HSBC Private Banking believes that with the global footprint and connections of HSBC Group, particularly in emerging markets and fast-growing economies is uniquely positioned in the Middle East to support the private banking needs of the region.

“There are only few banks that are well positioned to help private banking clients with international needs. Whether it is an IPO in China, the issuance of new Fixed Income instruments in Latin America, or real estate investments in Europe — these are all matters we have experience managing,” said Boyles.

Business owners and entrepreneurs often have personal financial needs that are intertwined with the requirements of the businesses they own or manage. The strategy of HSBC Private Banking involves providing private banking services to the principals and owners of the businesses banked by other entities of HSBC. “In this area we can leverage the proud commercial heritage of HSBC and the strength of our corporate, retail investment banking arms. We can help clients look into lending or corporate restructuring options, or provide them with access to co-investment opportunities, to name but two examples,” he said.

Risk diversification

Risk diversification, wealth preservation and succession planning are important priorities of the wealthy from the region. “We try to understand their financial objectives, their business, risk exposure, family situation and succession plans. This forms the basis of our proposals that encompass investment opportunities (e.g. real estate and privately owned companies) as well as non-financial objectives (e.g. private trust structures). The key, however, is to understand the unique situation of a client and their family and deliver bespoke solutions that match these needs,” said Boyles.

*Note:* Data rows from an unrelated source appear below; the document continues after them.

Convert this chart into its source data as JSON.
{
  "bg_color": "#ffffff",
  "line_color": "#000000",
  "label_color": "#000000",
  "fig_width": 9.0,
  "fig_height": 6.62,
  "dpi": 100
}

Given the structure of family enterprises in the Middle East, and particularly in the GCC, advice on governance is seen as very important by HSBC Private Bank as companies transcend generations and continue to develop. Many businesses in the region are owned by families, and continuity is a key concern for many of these families, as the owners approach the age of succession planning. In the GCC region, for example, about 90 per cent of all businesses are family owned with around 75 per cent of GCC regional businesses being at a point of transition from the founding generation to the generation of their successors, according to an article published recently by STEP Trust Quarterly Review.

“As more clients become aware of the need for family governance, the demand for this type of service is increasing, and innovative structures to help families successfully protect their capital, and pass assets through the family line, are being developed,” said Boyles.

In the UAE, for example, many of the family businesses are now transitioning from the first generation to the second. Founders of these businesses looking more intently for a solution, to ensure a smooth transition based on best practices. That is essential to ensure the longevity of these businesses and reduce the likelihood of conflict within the business among members of future generations.